Casual teen/young adult retailer American Eagle (NYSE:AEO) has not been one of the better-performing stocks in the past month or so, down about 12% in December. Some of this could be attributed to the fact that in early December, the company announced disappointing November sales figures. Although November sales grew 2% year over year, comps were flat, while analysts had been expecting a 1.5% increase from those same-store sales. This disappointing announcement may have sent investors looking for other options in the teen retail space, such as Abercrombie & Fitch (NYSE:ANF) and Aeropostale (NYSE:ARO), both of which were up over 3% in December. This December drop could provide a strong buying opportunity for investors betting that American Eagle was able to hold its own during this busy holiday season. Trading at under $15, its cheapest price since September, and yielding 3.1%, American Eagle could be a solid play early in 2011.

The Buckle Could Also Provide Upside

Next we have trendy brand name retailer The Buckle (NYSE:BKE), which also was a bit of a laggard in retail in December, trading relatively flat for the period. This wasn't the case for the past three months of 2010, however, with The Buckle returning 45% since the beginning of October, on the back of very strong Q3 results in late November. The company beat Street estimates on both the top and bottom lines, increasing revenues and earnings by 4.2% and 5.2%, respectively. Additionally, online sales for the quarter increased a whopping 21%, a great sign as more and more customers are finding their online store and spending their money there. Having previously mentioned that overall holiday online sales increased 13% in 2010, it's a good bet that The Buckle will see strong sales from the ecommerce segment in Q4. Its 14 P/E ratio is also very reasonable, especially when compared to competitors like Abercrombie and Urban Outfitters (Nasdaq:URBN). Along with its 2.1% dividend yield, The Buckle is another retailer that could provide some upside for investors in the retail sector this year.

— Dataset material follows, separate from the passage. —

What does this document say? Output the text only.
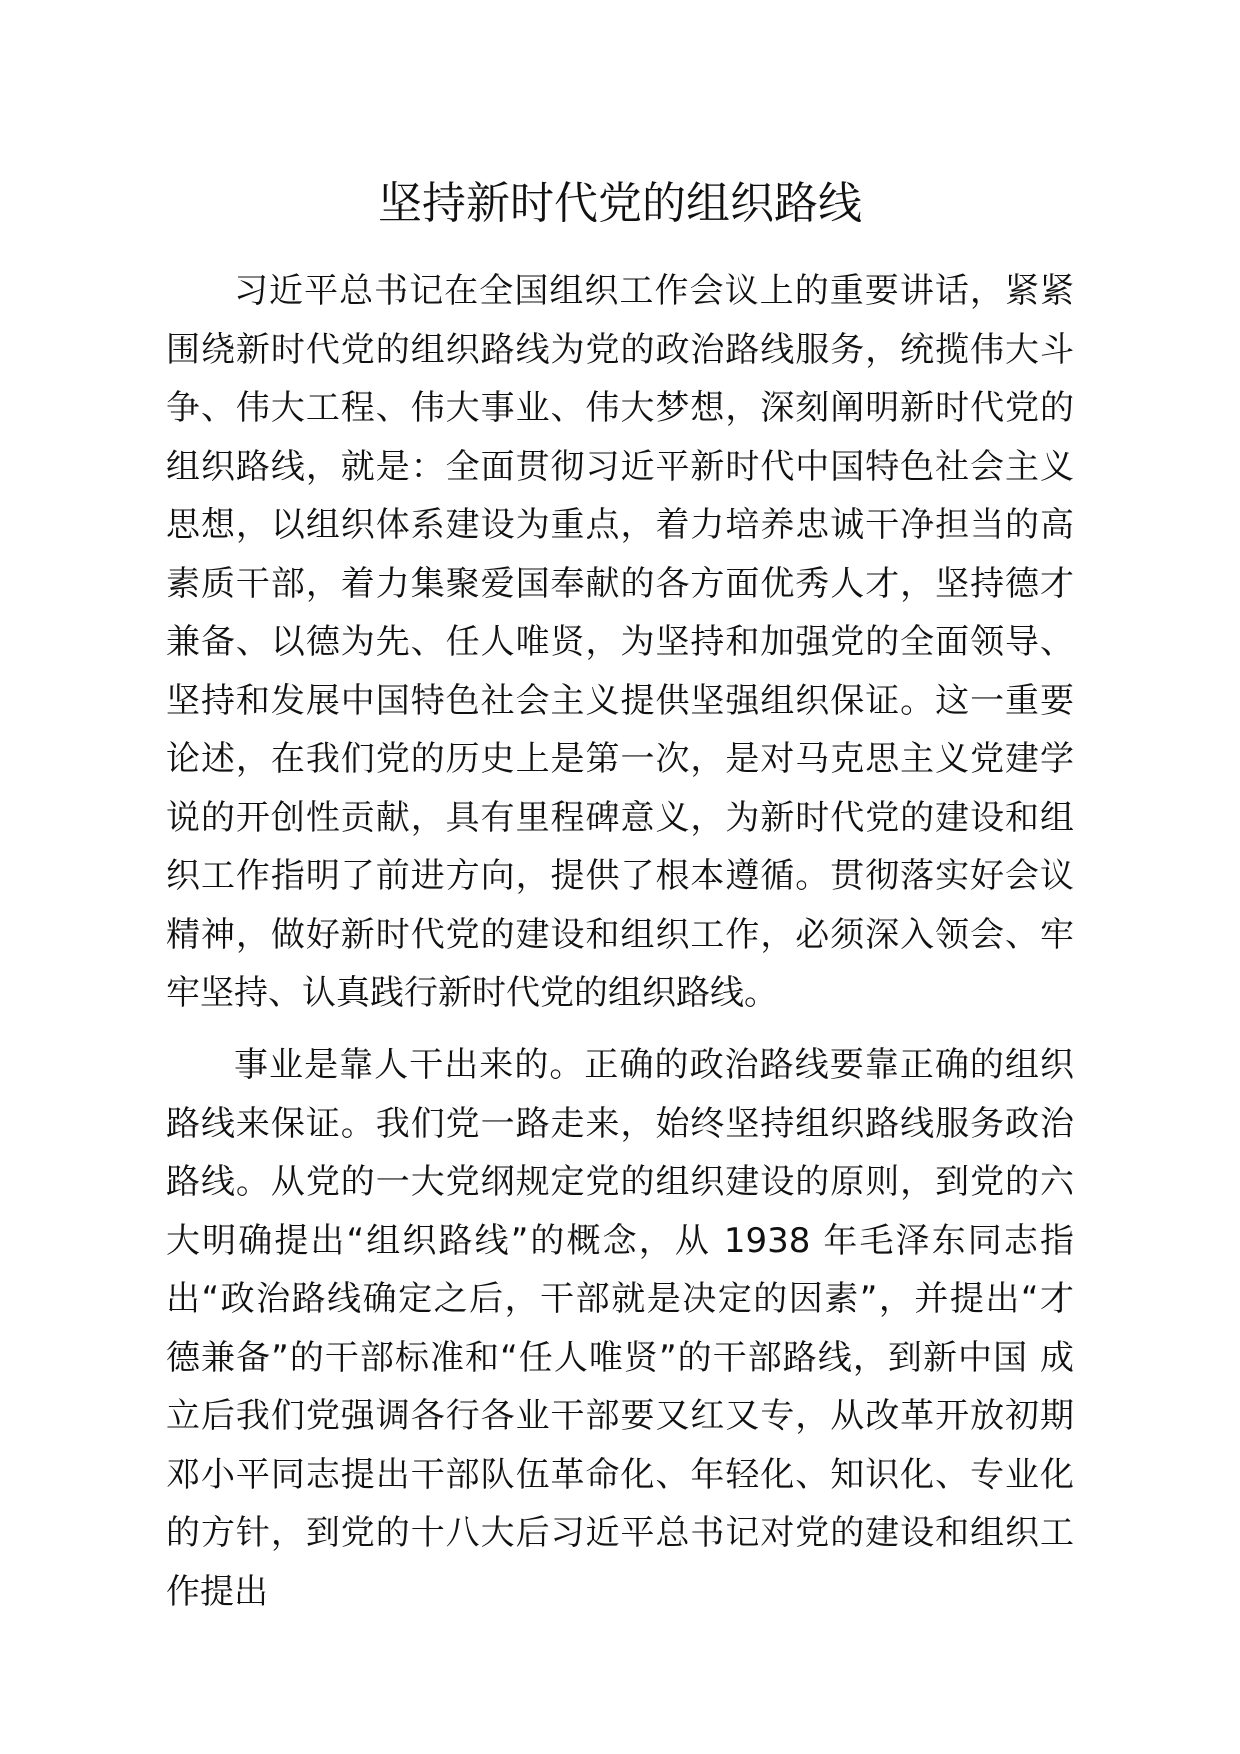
坚持新时代党的组织路线

习近平总书记在全国组织工作会议上的重要讲话，紧紧围绕新时代党的组织路线为党的政治路线服务，统揽伟大斗争、伟大工程、伟大事业、伟大梦想，深刻阐明新时代党的组织路线，就是：全面贯彻习近平新时代中国特色社会主义思想，以组织体系建设为重点，着力培养忠诚干净担当的高素质干部，着力集聚爱国奉献的各方面优秀人才，坚持德才兼备、以德为先、任人唯贤，为坚持和加强党的全面领导、坚持和发展中国特色社会主义提供坚强组织保证。这一重要论述，在我们党的历史上是第一次，是对马克思主义党建学说的开创性贡献，具有里程碑意义，为新时代党的建设和组织工作指明了前进方向，提供了根本遵循。贯彻落实好会议精神，做好新时代党的建设和组织工作，必须深入领会、牢牢坚持、认真践行新时代党的组织路线。

事业是靠人干出来的。正确的政治路线要靠正确的组织路线来保证。我们党一路走来，始终坚持组织路线服务政治路线。从党的一大党纲规定党的组织建设的原则，到党的六大明确提出“组织路线”的概念，从 1938 年毛泽东同志指出“政治路线确定之后，干部就是决定的因素”，并提出“才 德兼备”的干部标准和“任人唯贤”的干部路线，到新中国 成立后我们党强调各行各业干部要又红又专，从改革开放初期邓小平同志提出干部队伍革命化、年轻化、知识化、专业化的方针，到党的十八大后习近平总书记对党的建设和组织工作提出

Looking Ahead At The Finish Line

Lastly we look at sporting apparel retailer The Finish Line (Nasdaq:FINL), which like American Eagle had a rough December, trading down 5%, much of that due to a less-than-stellar Q3. Much like the quarter prior, Finish Line announced disappointing numbers, with profits dropping over 35% year over year, but revenues increased 8%. Additionally, much like The Buckle, the company saw online sales increase 25% for the quarter, and same-store sales also jumped 10%. While The Finish Line has struggled to increase the bottom line, it has increased sales nicely and is making a big push in its ecommerce business, which should translate to higher margins and better returns for the coming year. Although the 1% dividend is nothing to get too excited about, it still may be enough for investors to take a shot with this athletic retailer.

The Bottom Line

All of the aforementioned stocks offer investors some upside potential due to a less-than-stellar finish to 2010; and by offering investors a dividend for their trouble, they offer a bit of a cushion to the downside as well.